Tuesday, November 01, 2005

The thing about those good 'ol days

What I wouldn't give for those good 'ol days. Its only in present that we feel those regrets for the yesteryears. The "what ifs?", the "why didn't?" and all regrets would come up, like frames from a slide, one by one it would haunt you.

And like frames from a slide, the story unfolds. Like the time you were in college, like your first kiss, like the first time you felt when you held a lover's hand. Like the first time you scored straight "A's" then they never repeated again. Like the time, for a brief moment you had the whole world in your hands, and like the time you had the whole world in knots and bends. Memories, those yesteryears. Those times.

Lately, I find myself lamenting over those years that have gone by. Even when I meet up with former schoolmates, boarding mates and 'ol frends, the stories remain the same. Fact of the matter, it gets even worst when the same form of topic becomes the base of my conversation with colleagues and new acquaintances. Am I that sad?

Do I have not anything more interesting to talk about but lament over the past? What is so appealing about the past? What does the past have that the present does not?

You know what? I just realised I am not alone. Historians, as they are called, try to make sense of history and present the facts for things that happened. The documentation as a witness to the happenings are the philosophy of a Historian. Just record and document. Opinions are a footnote.

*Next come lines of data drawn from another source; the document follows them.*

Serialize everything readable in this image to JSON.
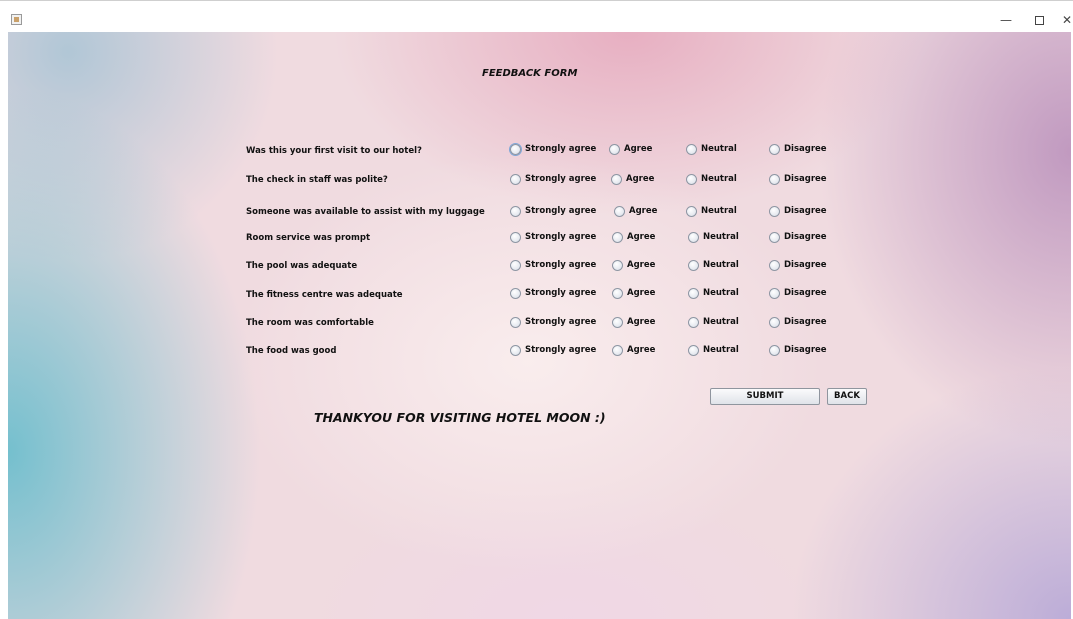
{
  "window": {
    "minimize_glyph": "—",
    "close_glyph": "✕"
  },
  "form": {
    "title": "FEEDBACK FORM",
    "options": [
      "Strongly agree",
      "Agree",
      "Neutral",
      "Disagree"
    ],
    "questions": [
      "Was this your first visit to our hotel?",
      "The check in staff was polite?",
      "Someone was available to assist with my luggage",
      "Room service was prompt",
      "The pool was adequate",
      "The fitness centre was adequate",
      "The room was comfortable",
      "The food was good"
    ],
    "submit_label": "SUBMIT",
    "back_label": "BACK",
    "thanks_message": "THANKYOU FOR VISITING HOTEL MOON  :)"
  }
}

But I find that the glorification of yesterday, is due to the fact that you don't know what to do tomorrow. Yes. Agree or disagree, I leave it to you. However, is it really far fetched? Is it not logic? We speak of the past so eloquently, with awe with amazement because whats done is done. We may learn from the mistakes made and make preventive measures but what about now? And tomorrow?

Hmm, you are wondering right now, where and what am I leading this into? Simple. Everybody, as in the normal breed of people, who live life everyday are reactive. We need somebody to tell us what to do, tell us what to think, tell us how to react. We do not know how to go about things. We would if we had done it before and found out through the hard way the truth or the end result. But we still need the time to empirically conduct the motives, intent, action or decision first, then we would know the outcome.

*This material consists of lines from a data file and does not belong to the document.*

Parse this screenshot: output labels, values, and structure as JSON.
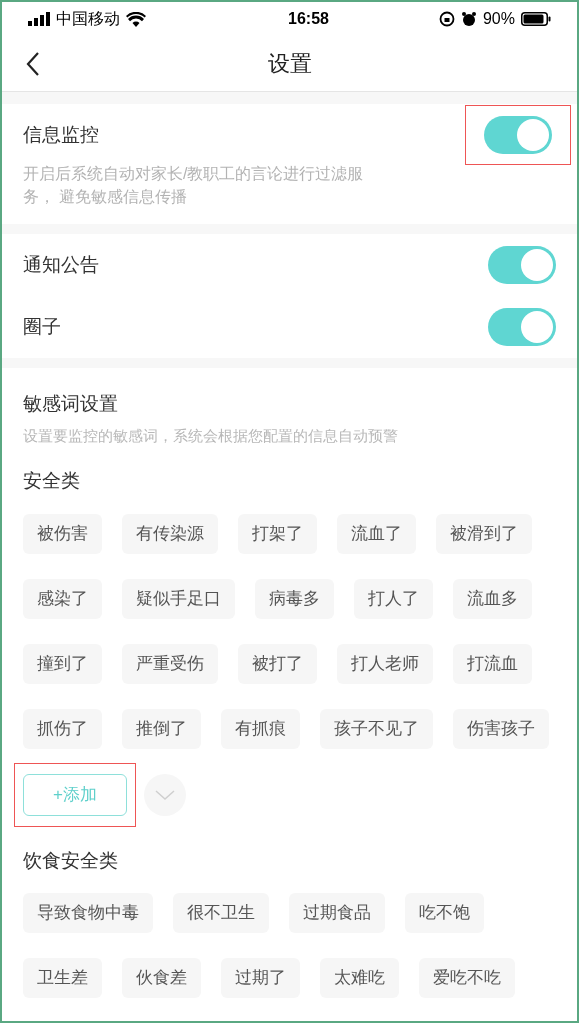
{
  "status_bar": {
    "carrier": "中国移动",
    "time": "16:58",
    "battery": "90%"
  },
  "nav": {
    "title": "设置"
  },
  "groups": [
    {
      "items": [
        {
          "label": "信息监控",
          "on": true,
          "highlighted": true,
          "description": "开启后系统自动对家长/教职工的言论进行过滤服务， 避免敏感信息传播"
        }
      ]
    },
    {
      "items": [
        {
          "label": "通知公告",
          "on": true,
          "highlighted": false
        },
        {
          "label": "圈子",
          "on": true,
          "highlighted": false
        }
      ]
    }
  ],
  "sensitive_words": {
    "title": "敏感词设置",
    "description": "设置要监控的敏感词，系统会根据您配置的信息自动预警",
    "categories": [
      {
        "title": "安全类",
        "tags": [
          "被伤害",
          "有传染源",
          "打架了",
          "流血了",
          "被滑到了",
          "感染了",
          "疑似手足口",
          "病毒多",
          "打人了",
          "流血多",
          "撞到了",
          "严重受伤",
          "被打了",
          "打人老师",
          "打流血",
          "抓伤了",
          "推倒了",
          "有抓痕",
          "孩子不见了",
          "伤害孩子"
        ],
        "add_button": "+添加"
      },
      {
        "title": "饮食安全类",
        "tags": [
          "导致食物中毒",
          "很不卫生",
          "过期食品",
          "吃不饱",
          "卫生差",
          "伙食差",
          "过期了",
          "太难吃",
          "爱吃不吃"
        ]
      }
    ]
  }
}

Dontcha think its true? How many of us complain coz the boss don't train us well that's why we sucked at our jobs? How many blame parents, upbringing and the families dysfuntionality for why they are who they are now? I can go on and on about this but it all comes down to one and only one realisation...that we cease to function without guidance. And what better guidance but from one with wisdom we call The Leader

You know that person. He/She is that enigmatic and charismatic boss. He/She is that inspiring activist, the go-getter, the man/woman of action. Mother Theresa, Gandhi, Mendela, Bono, William Wallace, Robin Hood (if he existed), Martina Navratilova, Nicol David, and all the people that inspires us. The guiding light that ploughs the way to tell us what is possible from what we thought can never be. We cant live withought heroes.

But what have they, that we don't? Very simple, they don't think of the past. The future is all that matters. All that matters.

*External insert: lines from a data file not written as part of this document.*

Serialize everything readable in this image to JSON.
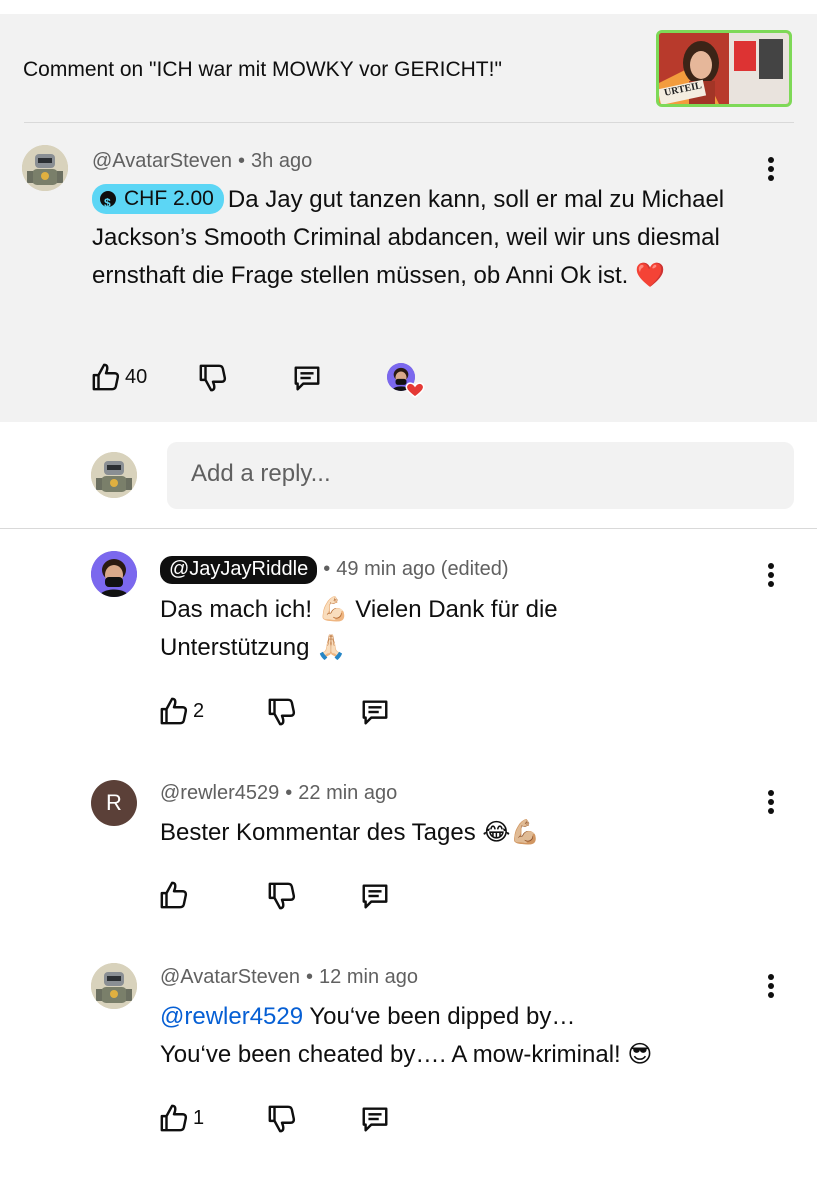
{
  "header": {
    "title": "Comment on \"ICH war mit MOWKY vor GERICHT!\"",
    "thumbnail_text": "URTEIL"
  },
  "main_comment": {
    "author": "@AvatarSteven",
    "separator": "•",
    "time": "3h ago",
    "donation": "CHF 2.00",
    "text": "Da Jay gut tanzen kann, soll er mal zu Michael Jackson’s Smooth Criminal abdancen, weil wir uns diesmal ernsthaft die Frage stellen müssen, ob Anni Ok ist. ❤️",
    "likes": "40"
  },
  "reply_box": {
    "placeholder": "Add a reply..."
  },
  "replies": [
    {
      "author": "@JayJayRiddle",
      "time": "49 min ago (edited)",
      "text_line1": "Das mach ich! 💪🏻 Vielen Dank für die",
      "text_line2": "Unterstützung 🙏🏻",
      "likes": "2"
    },
    {
      "author": "@rewler4529",
      "avatar_letter": "R",
      "time": "22 min ago",
      "text": "Bester Kommentar des Tages 😂💪🏼",
      "likes": ""
    },
    {
      "author": "@AvatarSteven",
      "time": "12 min ago",
      "mention": "@rewler4529",
      "text_line1": " You‘ve been dipped by…",
      "text_line2": "You‘ve been cheated by…. A mow-kriminal! 😎",
      "likes": "1"
    }
  ],
  "separator": "•",
  "colors": {
    "panel_bg": "#f2f2f2",
    "link_blue": "#065fd4",
    "donation_badge": "#5cd6f5",
    "creator_badge": "#0f0f0f",
    "heart": "#e53935"
  }
}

So, as I ponder upon my own words, I reflect upon my situation. Being a leader, you already are Amad. 24 men put their trust in you. Their lives and livelihood depend on you. And you are, The Area 1 Chief. The main upstream operation. The main factory component. Withought you, there is no factory. Everyday people look up on you for guidance and solution.

But what do you do? Your thoughts still lingers on those times when you were young, in love and had a band that people worshiped. Those times that made you popular, those times that made you feel like the MAN.

Those times are gone 'Mat! The future, lays in your hands. The opportunity is there, seize it! But you don't. You're still standing on the crossroads, asking yourself the question, that bugging question. You know that question. It has haunted you for the past 4 years. "Can I lead?"

The thing about the good 'ol days is, sometimes we wish that we are at the present when all that is now, are things of before, just like.......... the good 'ol days.